Que sait-on de la construction des enfants, fruit d’un projet parental solo, qui composent ces familles aujourd’hui ?
J’ai en effet pu observer que les femmes seules qui accèdent à la maternité grâce à un don de sperme portent souvent une culpabilité, qui peut être consciente ou inconsciente, de ne pas avoir donné de père à l’enfant. Cela entraîne chez elles une fragilité, une anxiété qui se transmettra très probablement à l’enfant. Donnons un exemple. Il est très important pour ces femmes de penser qu’elles sont de très bonnes mères, des éducatrices formidables.
Or, à mère parfaite il faut un enfant parfait, ce qui est une vraie tyrannie pour lui. Elles font souvent preuve d’une rigidité pédagogique, d’une exigence particulière pour éviter que la particularité du mode de conception puisse être questionnée. Je pose donc la question : ne joue-t-on pas les apprentis sorciers en ouvrant la PMA aux femmes seules ? Je souligne le risque qu’à leur adolescence, âge auquel la question de la famille est réactivée, ces enfants soient assez difficiles parce qu’ils n’auront pas de père à qui se confronter, et ce sera à la mère, seule, de faire face.
Pourtant, les études menées à l’étranger, dans les pays où la PMA est ouverte à toutes les femmes depuis plusieurs années, ne font pas état de difficultés particulières…
Ces études sont pour la plupart réalisées par des chercheuses militantes, ce qui interroge leur neutralité. Sur la méthode, elles sont réalisées à partir des réponses des parents ou sur des enfants jeunes. Ils sont pris dans un système de loyauté ; bien souvent, ils ne peuvent pas se dire à eux-mêmes que quelque chose ne va pas. Je pense qu’il faut attendre de voir comment évoluent ces enfants lors de l’adolescence, et quand ils deviendront eux-mêmes parents. Il faudra aussi observer les effets sur plusieurs générations : s’ils s’en sortent, comment leurs propres enfants vont s’arranger avec cet ancêtre trou ?
Quelles sont les difficultés spécifiques auxquelles sont confrontées ces mères ?
Etre seule pour élever un enfant est dur, l’absence de tiers entraîne un face-à-face souvent fusionnel, très difficile à éviter.
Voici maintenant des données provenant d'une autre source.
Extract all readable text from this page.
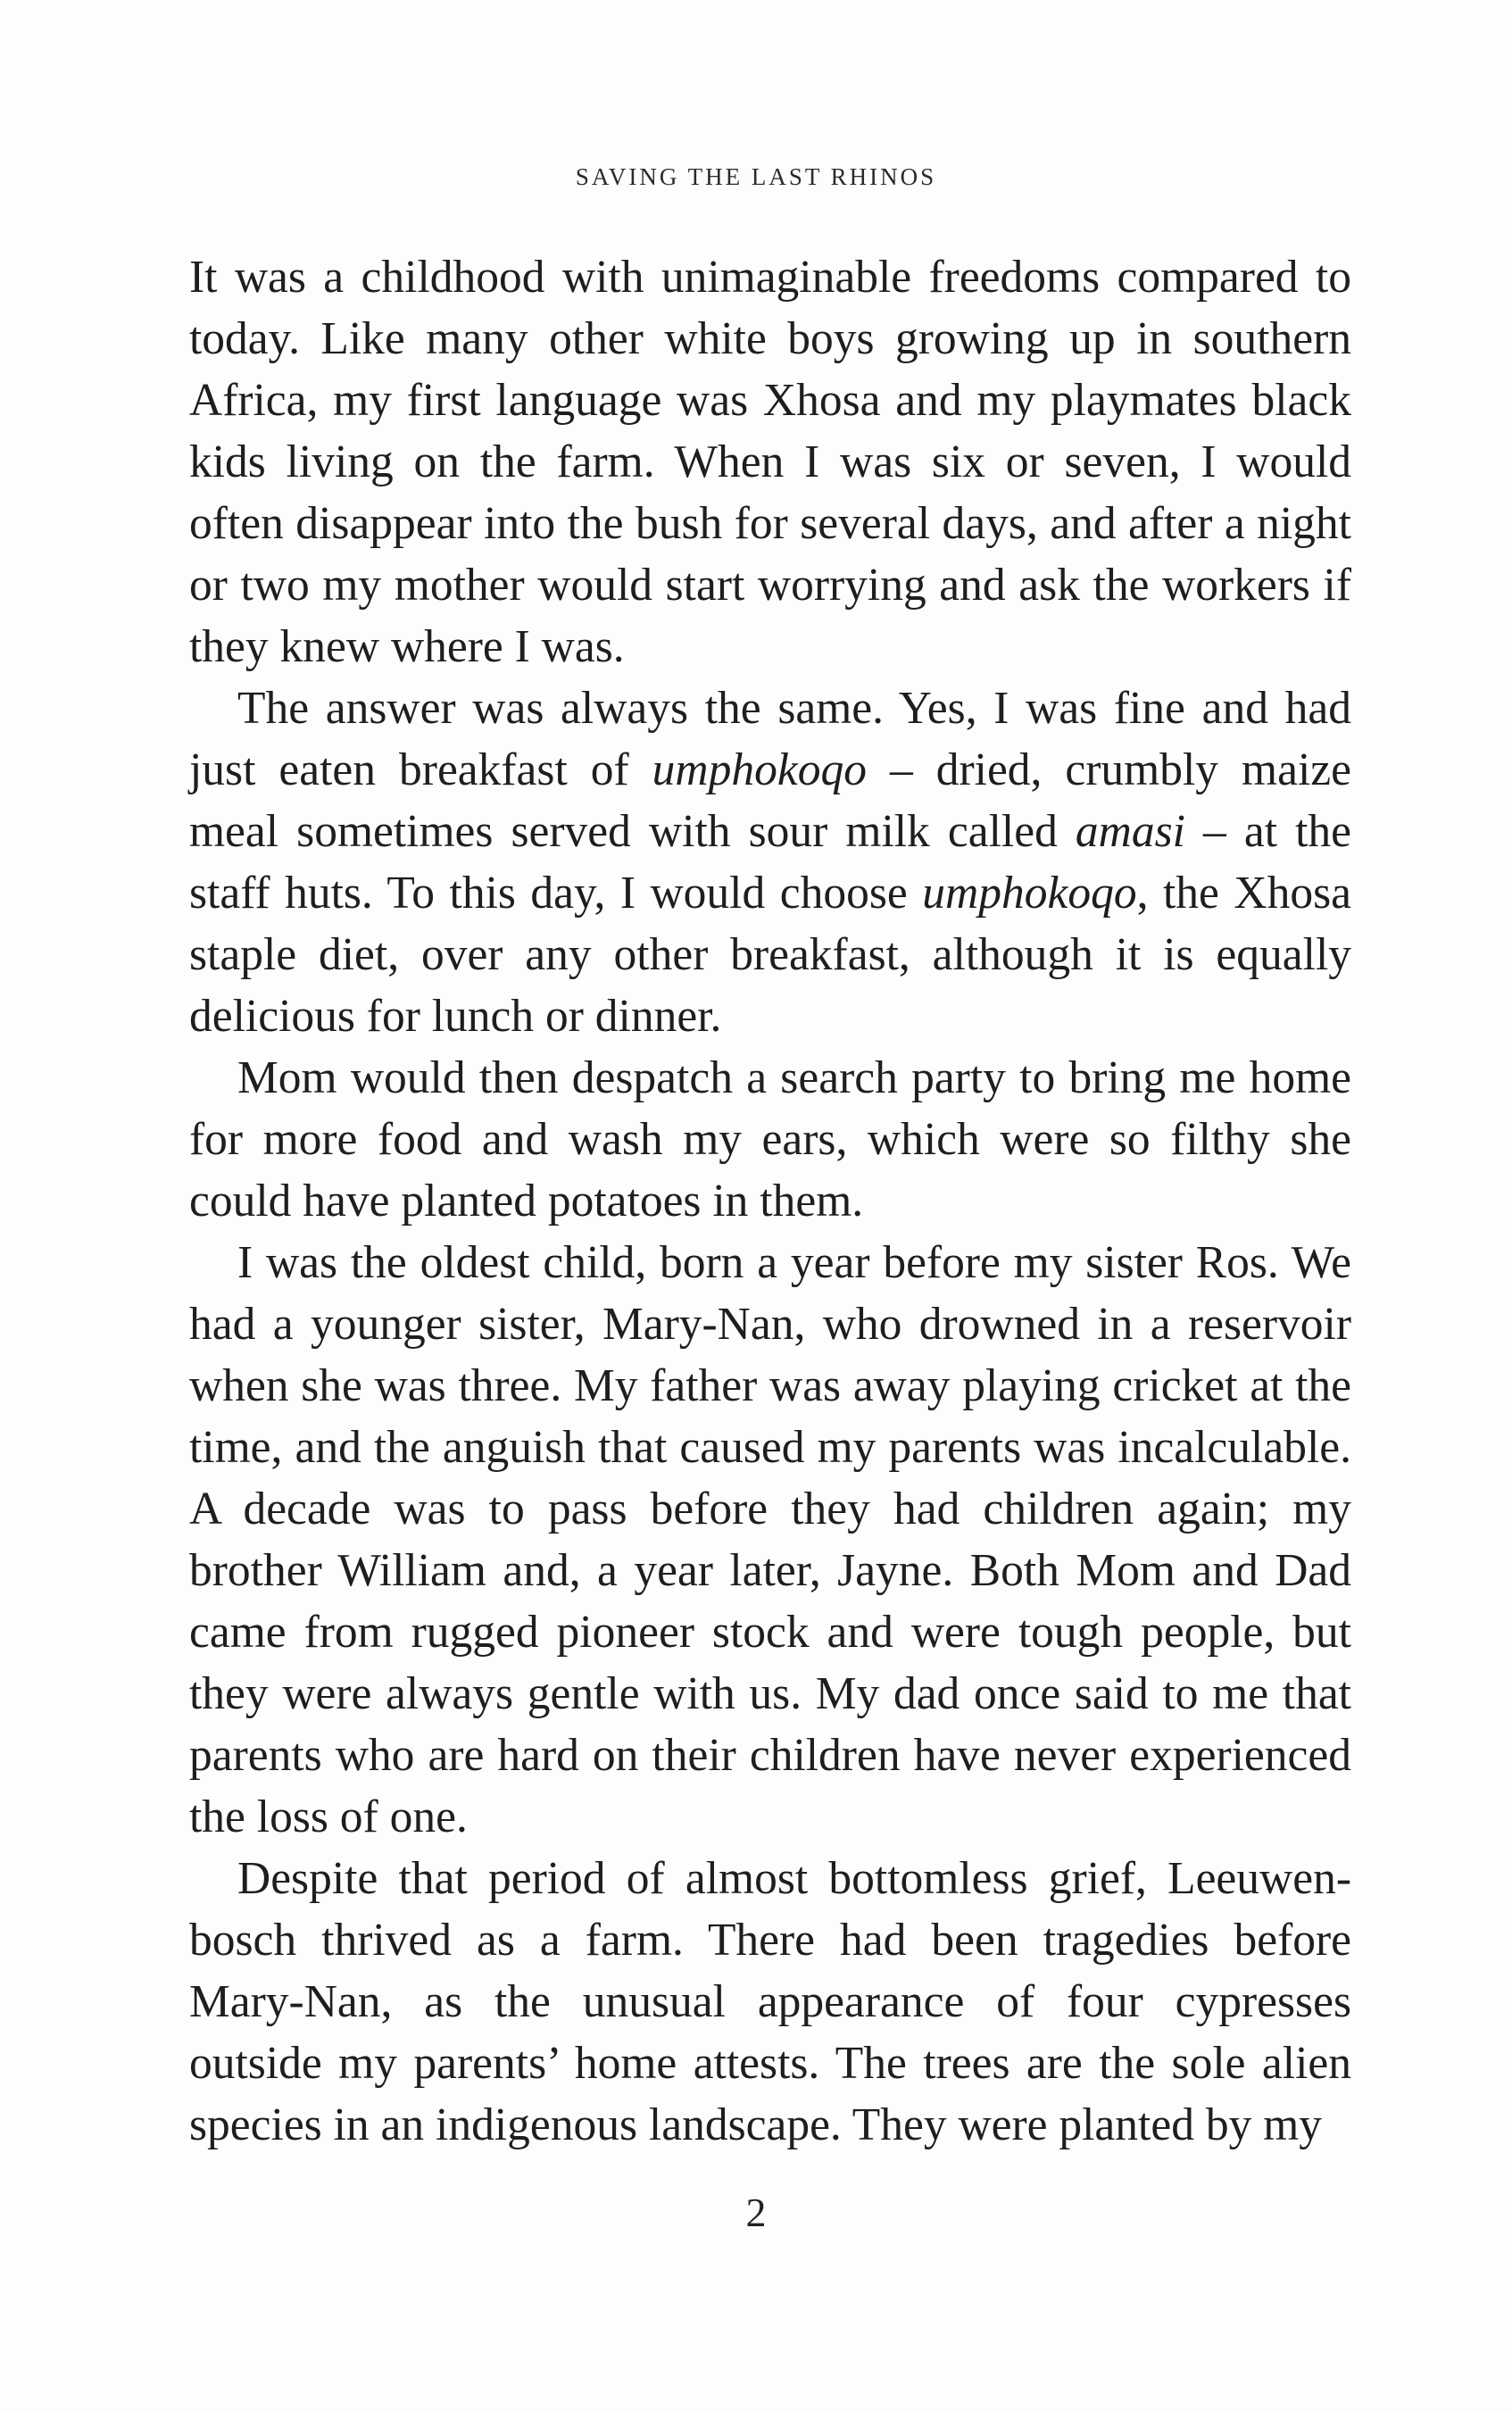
SAVING THE LAST RHINOS

It was a childhood with unimaginable freedoms compared to today. Like many other white boys growing up in southern Africa, my first language was Xhosa and my playmates black kids living on the farm. When I was six or seven, I would often disappear into the bush for several days, and after a night or two my mother would start worrying and ask the workers if they knew where I was.

The answer was always the same. Yes, I was fine and had just eaten breakfast of umphokoqo – dried, crumbly maize meal sometimes served with sour milk called amasi – at the staff huts. To this day, I would choose umphokoqo, the Xhosa staple diet, over any other breakfast, although it is equally delicious for lunch or dinner.

Mom would then despatch a search party to bring me home for more food and wash my ears, which were so filthy she could have planted potatoes in them.

I was the oldest child, born a year before my sister Ros. We had a younger sister, Mary-Nan, who drowned in a reservoir when she was three. My father was away playing cricket at the time, and the anguish that caused my parents was incalculable. A decade was to pass before they had children again; my brother William and, a year later, Jayne. Both Mom and Dad came from rugged pioneer stock and were tough people, but they were always gentle with us. My dad once said to me that parents who are hard on their children have never experienced the loss of one.

Despite that period of almost bottomless grief, Leeuwenbosch thrived as a farm. There had been tragedies before Mary-Nan, as the unusual appearance of four cypresses outside my parents’ home attests. The trees are the sole alien species in an indigenous landscape. They were planted by my

2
Le risque est que l’enfant prenne la place du père, ce qui commence très tôt par l’exigence de prendre sa place dans le lit.
Ces femmes qui font le choix de faire des enfants seules, par PMA à l’étranger aujourd’hui et en France demain, revendiquent la présence de référents masculins dans leur entourage qui peuvent remplacer la figure paternelle. Est-ce illusoire à vos yeux ?
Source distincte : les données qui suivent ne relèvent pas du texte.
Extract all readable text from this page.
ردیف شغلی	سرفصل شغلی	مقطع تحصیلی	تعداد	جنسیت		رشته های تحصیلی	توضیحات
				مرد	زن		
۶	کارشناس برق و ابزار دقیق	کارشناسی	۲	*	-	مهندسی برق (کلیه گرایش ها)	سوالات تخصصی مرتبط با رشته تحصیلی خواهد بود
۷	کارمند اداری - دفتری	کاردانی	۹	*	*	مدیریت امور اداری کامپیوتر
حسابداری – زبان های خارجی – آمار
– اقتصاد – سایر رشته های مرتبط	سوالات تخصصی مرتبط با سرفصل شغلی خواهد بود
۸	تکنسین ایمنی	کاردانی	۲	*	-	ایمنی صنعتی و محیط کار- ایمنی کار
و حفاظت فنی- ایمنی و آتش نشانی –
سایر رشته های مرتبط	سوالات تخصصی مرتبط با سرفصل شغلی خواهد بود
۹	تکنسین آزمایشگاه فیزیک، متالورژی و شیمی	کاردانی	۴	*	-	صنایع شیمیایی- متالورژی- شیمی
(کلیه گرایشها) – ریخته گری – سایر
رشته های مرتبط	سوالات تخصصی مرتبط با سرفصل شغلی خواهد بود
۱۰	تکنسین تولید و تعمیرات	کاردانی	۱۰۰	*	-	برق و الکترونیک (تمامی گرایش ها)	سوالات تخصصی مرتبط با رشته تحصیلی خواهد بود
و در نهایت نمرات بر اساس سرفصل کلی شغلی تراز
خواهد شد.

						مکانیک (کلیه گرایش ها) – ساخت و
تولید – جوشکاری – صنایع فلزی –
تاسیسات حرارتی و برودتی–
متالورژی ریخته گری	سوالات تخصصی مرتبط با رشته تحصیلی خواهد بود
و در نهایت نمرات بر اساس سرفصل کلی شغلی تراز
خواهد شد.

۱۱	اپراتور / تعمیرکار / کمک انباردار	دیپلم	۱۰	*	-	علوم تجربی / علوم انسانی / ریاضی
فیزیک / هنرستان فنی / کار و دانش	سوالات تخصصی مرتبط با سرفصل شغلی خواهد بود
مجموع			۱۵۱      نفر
Les référents masculins de leur entourage sont très incertains, et ne remplaceront jamais un père au quotidien, même absent. C’est le tiers dans sa présence charnelle qui manque, ce que les enfants expriment très bien en demandant « où est mon père ? ».
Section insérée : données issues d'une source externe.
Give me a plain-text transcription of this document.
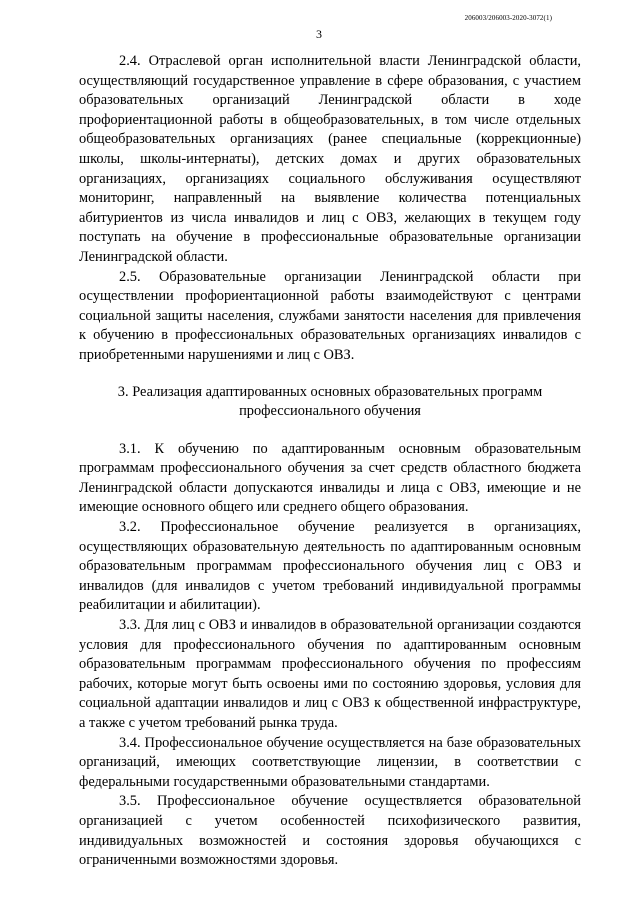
206003/206003-2020-3072(1)
3

2.4. Отраслевой орган исполнительной власти Ленинградской области, осуществляющий государственное управление в сфере образования, с участием образовательных организаций Ленинградской области в ходе профориентационной работы в общеобразовательных, в том числе отдельных общеобразовательных организациях (ранее специальные (коррекционные) школы, школы-интернаты), детских домах и других образовательных организациях, организациях социального обслуживания осуществляют мониторинг, направленный на выявление количества потенциальных абитуриентов из числа инвалидов и лиц с ОВЗ, желающих в текущем году поступать на обучение в профессиональные образовательные организации Ленинградской области.

2.5. Образовательные организации Ленинградской области при осуществлении профориентационной работы взаимодействуют с центрами социальной защиты населения, службами занятости населения для привлечения к обучению в профессиональных образовательных организациях инвалидов с приобретенными нарушениями и лиц с ОВЗ.

3. Реализация адаптированных основных образовательных программ
профессионального обучения

3.1. К обучению по адаптированным основным образовательным программам профессионального обучения за счет средств областного бюджета Ленинградской области допускаются инвалиды и лица с ОВЗ, имеющие и не имеющие основного общего или среднего общего образования.

3.2. Профессиональное обучение реализуется в организациях, осуществляющих образовательную деятельность по адаптированным основным образовательным программам профессионального обучения лиц с ОВЗ и инвалидов (для инвалидов с учетом требований индивидуальной программы реабилитации и абилитации).

3.3. Для лиц с ОВЗ и инвалидов в образовательной организации создаются условия для профессионального обучения по адаптированным основным образовательным программам профессионального обучения по профессиям рабочих, которые могут быть освоены ими по состоянию здоровья, условия для социальной адаптации инвалидов и лиц с ОВЗ к общественной инфраструктуре, а также с учетом требований рынка труда.

3.4. Профессиональное обучение осуществляется на базе образовательных организаций, имеющих соответствующие лицензии, в соответствии с федеральными государственными образовательными стандартами.

3.5. Профессиональное обучение осуществляется образовательной организацией с учетом особенностей психофизического развития, индивидуальных возможностей и состояния здоровья обучающихся с ограниченными возможностями здоровья.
Le père est une notion très complexe, pas seulement une question juridico-sociale. Le père s’inscrit dans une histoire, celle de la famille paternelle, de la rencontre des parents. Ces femmes disent que la question du père est présente pour elles, elles ne le nient absolument pas. D’ailleurs toutes disent qu’elles n’ont pas trouvé le bon conjoint, et qu’étant à un âge où la fertilité baisse elles ont choisi de faire un enfant sans, mais il s’agit rarement d’un choix excluant délibérément le père. Beaucoup font le pari qu’un hypothétique conjoint futur puisse reconnaître l’enfant, ce qui est loin d’être garanti.